The first effort at a fresh start tried to explain everything rather
one-sidedly out of the meagre knowledge of the body. Spinoza had said in
his remarkable Ethics (III, Prop. II, Schol.): "Nobody has thus far
determined what the body can do, _i.e._, nobody has as yet shown by
experience and trial what the body can do by the laws of nature alone in
so far as nature is considered merely as corporeal and extended, and
what it cannot do save when determined by mind."

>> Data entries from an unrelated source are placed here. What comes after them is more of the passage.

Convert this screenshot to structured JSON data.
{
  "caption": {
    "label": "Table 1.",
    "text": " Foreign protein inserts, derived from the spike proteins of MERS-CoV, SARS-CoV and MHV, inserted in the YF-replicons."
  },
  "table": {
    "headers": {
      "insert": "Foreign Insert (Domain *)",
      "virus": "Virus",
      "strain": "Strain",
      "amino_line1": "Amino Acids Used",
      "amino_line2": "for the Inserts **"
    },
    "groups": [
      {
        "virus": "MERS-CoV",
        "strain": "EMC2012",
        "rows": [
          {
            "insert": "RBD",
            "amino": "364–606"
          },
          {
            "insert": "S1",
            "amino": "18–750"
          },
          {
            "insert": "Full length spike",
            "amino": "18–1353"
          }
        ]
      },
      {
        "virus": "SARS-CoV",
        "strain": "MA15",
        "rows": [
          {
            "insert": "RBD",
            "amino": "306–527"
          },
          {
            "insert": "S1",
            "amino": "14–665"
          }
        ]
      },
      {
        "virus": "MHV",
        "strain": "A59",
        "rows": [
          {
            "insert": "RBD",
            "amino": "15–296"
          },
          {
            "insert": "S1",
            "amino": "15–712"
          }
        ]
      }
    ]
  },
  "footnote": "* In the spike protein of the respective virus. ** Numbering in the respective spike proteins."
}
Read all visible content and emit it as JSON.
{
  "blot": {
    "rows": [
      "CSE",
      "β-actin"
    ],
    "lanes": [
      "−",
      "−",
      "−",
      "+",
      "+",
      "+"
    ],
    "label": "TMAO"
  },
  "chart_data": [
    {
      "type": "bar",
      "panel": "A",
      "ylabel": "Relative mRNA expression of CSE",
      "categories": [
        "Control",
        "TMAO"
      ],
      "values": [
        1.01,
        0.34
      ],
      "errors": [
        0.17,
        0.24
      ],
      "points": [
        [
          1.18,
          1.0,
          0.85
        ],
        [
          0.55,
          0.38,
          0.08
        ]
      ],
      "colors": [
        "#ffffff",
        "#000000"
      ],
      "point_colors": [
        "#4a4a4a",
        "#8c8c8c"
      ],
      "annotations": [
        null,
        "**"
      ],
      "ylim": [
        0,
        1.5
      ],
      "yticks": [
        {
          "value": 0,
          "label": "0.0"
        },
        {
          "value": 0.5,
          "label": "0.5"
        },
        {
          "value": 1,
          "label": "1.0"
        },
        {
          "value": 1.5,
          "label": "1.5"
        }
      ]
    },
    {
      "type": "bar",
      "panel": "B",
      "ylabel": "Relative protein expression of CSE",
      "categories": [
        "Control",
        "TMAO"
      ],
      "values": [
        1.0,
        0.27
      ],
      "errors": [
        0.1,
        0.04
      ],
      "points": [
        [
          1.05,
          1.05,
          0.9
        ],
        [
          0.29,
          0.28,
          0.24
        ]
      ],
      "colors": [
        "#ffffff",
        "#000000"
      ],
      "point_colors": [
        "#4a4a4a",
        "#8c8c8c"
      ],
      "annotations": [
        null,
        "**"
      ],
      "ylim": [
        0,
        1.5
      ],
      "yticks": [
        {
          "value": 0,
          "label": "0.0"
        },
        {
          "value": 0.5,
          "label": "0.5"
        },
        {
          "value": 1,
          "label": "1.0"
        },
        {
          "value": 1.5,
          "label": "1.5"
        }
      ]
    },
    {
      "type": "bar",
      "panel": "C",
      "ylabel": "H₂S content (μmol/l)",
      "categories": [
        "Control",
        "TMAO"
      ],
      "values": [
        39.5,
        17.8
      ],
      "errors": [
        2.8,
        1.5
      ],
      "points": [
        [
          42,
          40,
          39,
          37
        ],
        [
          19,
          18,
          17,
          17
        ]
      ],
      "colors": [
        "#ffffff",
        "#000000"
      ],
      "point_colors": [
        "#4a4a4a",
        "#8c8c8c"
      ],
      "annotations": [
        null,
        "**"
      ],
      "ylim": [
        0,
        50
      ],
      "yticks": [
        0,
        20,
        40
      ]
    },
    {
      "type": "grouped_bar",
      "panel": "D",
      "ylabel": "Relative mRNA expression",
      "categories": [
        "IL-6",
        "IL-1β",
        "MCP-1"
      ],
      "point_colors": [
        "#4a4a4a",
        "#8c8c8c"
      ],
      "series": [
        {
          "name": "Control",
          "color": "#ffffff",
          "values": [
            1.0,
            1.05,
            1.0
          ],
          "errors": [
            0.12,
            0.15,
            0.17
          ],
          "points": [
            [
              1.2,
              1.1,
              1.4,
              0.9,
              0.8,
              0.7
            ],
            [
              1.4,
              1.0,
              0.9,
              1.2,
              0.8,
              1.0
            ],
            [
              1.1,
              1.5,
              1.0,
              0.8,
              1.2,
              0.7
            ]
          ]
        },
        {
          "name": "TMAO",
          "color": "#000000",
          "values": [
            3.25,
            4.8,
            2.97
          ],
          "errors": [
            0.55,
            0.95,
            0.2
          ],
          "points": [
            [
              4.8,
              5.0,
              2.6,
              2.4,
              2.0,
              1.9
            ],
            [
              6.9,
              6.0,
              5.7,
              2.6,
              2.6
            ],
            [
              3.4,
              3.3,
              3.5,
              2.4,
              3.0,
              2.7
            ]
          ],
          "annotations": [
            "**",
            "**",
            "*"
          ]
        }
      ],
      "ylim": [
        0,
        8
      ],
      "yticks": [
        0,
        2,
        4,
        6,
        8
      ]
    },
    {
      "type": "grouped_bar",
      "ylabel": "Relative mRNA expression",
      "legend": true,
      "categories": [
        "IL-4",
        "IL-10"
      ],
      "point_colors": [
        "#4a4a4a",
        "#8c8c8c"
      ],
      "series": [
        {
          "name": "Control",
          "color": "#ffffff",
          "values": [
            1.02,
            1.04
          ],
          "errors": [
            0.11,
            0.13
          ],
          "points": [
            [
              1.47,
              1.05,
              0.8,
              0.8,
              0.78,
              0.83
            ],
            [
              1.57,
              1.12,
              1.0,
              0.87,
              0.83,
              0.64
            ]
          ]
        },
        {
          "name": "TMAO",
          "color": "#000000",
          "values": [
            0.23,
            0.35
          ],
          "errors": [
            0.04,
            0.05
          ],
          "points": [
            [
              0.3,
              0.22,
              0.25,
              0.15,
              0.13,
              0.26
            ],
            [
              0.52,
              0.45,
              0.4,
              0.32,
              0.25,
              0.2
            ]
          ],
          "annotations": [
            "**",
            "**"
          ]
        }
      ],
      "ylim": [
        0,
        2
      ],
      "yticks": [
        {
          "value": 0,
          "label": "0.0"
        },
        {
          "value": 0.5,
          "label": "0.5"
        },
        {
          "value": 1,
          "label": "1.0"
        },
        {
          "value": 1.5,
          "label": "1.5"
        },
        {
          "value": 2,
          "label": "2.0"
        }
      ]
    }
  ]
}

This challenge of Spinoza's had to be met. With some investigators this
seemed very literally all there was to be done about the study of
man--to show how far the body could explain the activity we call "the
mind." The unfortunate feature was that they thought they had to start
with a body not only with mind and soul left out but also with
practical disregard of the whole natural setting. They studied little
more than corpses and experimental animals, and many a critic wondered
how such a corpse or a frog could ever show any mind, normal or
abnormal. To get things balanced again, the vision of man had to expand
to take a sane and practical view of all of human life--not only of its
machinery.
The human organism can never exist without its setting in the world. All
we are and do is of the world and in the world. The great mistake of an
overambitious science has been the desire to study man altogether as a
mere sum of parts, if possible of atoms, or now of electrons, and as a
machine, detached, by itself, because at least some points in the
simpler sciences could be studied to the best advantage with this method
of the so-called elementalist. It was a long time before willingness to
see the large groups of facts, in their broad relations as well as in
their inner structure, finally gave us the concept and vision of
integration which now fits man as a live unit and transformer of energy
into the world of fact and makes him frankly a consciously integrated
psychobiological individual and member of a social group.